聽我這麼說,洛雪微微一笑:「有你,我不怕。」
「呵呵,乖乖的在這裡等著我,我去殺了他們,然後帶你吃肯德基去。」我毫不在意的說道。
「不,我要吃大閘蟹。」洛雪嘟著嘴說道。
「好,那就大閘蟹。」我有些寵溺的說道,深深的看了她一眼,我的身體瞬間竄了出去,舉起槍,對著他們那些人就扣動了扳機。我的身體在草地上翻滾著,也不停的向著他們接近而去。
我陡然抬起腳,直接就踢在了面前這個小子的手腕上,他手裡的槍跌落在了地上,手在地上一撐,另一隻腳奔著他的胸口踢了過去,用盡全力的一腳,他一下子就倒在了地上,還在地上滑動出了好幾米。
在這一瞬間,我站起身,一拳就打在了旁邊那個小子的喉嚨上,他呻吟了一聲,反手躲過他的槍,對準了他的腦袋。砰的一聲,鮮血飛濺,隱約有血炙熱在了我的臉上:「啊……」我咆哮了一聲,宛如孤狼在森林裡發出了嚎叫。
洛雪獃獃的看著我,她臉上滿是不敢置信。
「是你。」王明澤驚呼了起來:「你的氣勢和那天那個人是一樣的,寧昊原來你就是那個人。」
「是不是又怎麼樣?」我側頭看向他冷然的說道:「你們今天還活的了嗎?」
王明澤似乎是想起了那天的時候,他的眼神掠過了一絲驚恐。
「就剩下你們三了。」我冷冷的說道。邁步向前走了過去,面前的一個小子,剛要扣動扳機,我一把握住了他的胳膊,用力一扭:「啊……」從他的嘴裡發出了撕心裂肺的叫喊,一槍打在了胸口,我給他推到了一旁,緊接著我的身邊瞬間向著旁邊一動,身體微微躍起,手肘用力,直接就頂在了他的太陽穴上,一下子就給他幹了過去。

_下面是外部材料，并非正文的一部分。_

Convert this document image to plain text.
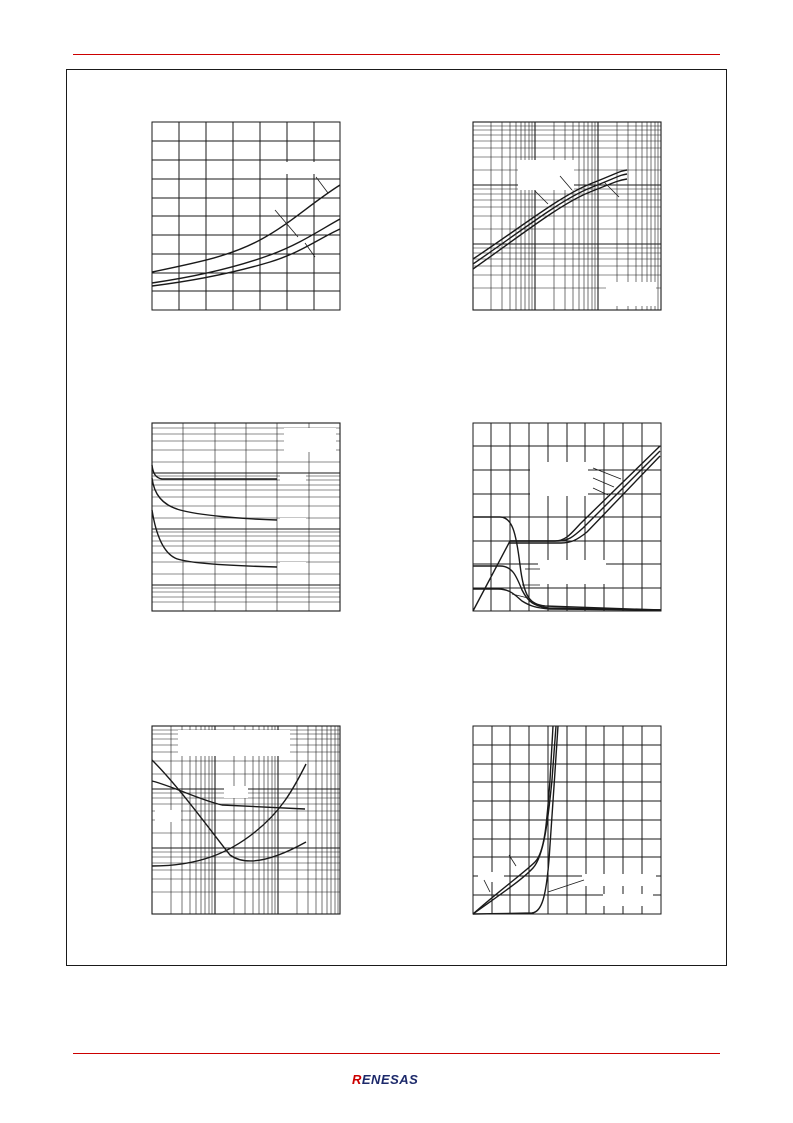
RENESAS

拿著槍在手裡轉了兩圈,我好整以暇的笑了笑:「就剩下你了。」我看著王明澤說道,雖然他拿著槍指著我,但是他的手卻在微微的顫抖著。眼中時不時的掠過一絲驚恐,嘴裡不停的咽著口水。
「你……你……怎麼可能會是你。」王明澤難以置信的說道。他們可以懷疑到所有的人的身上,但唯獨想不到我的身上。畢竟我根本都入不了他們的法眼,不過我想強子似乎已經有了一些察覺了。
他眼中狠厲一閃而過,爆喝了一聲:「你去死。」在一瞬間他扣響了扳機,剛剛他眼中那一絲的痕迹,被我輕而易舉的察覺了,所有我的身體直接就動了,一腳踢在了他的手腕上,他手裡的槍直接飛了起來。
王明澤似乎是破釜沉舟一樣,一拳打在了我的胸口。我向後退了一步,毫不在意的伸手打掃了一下胸口沾染的灰塵。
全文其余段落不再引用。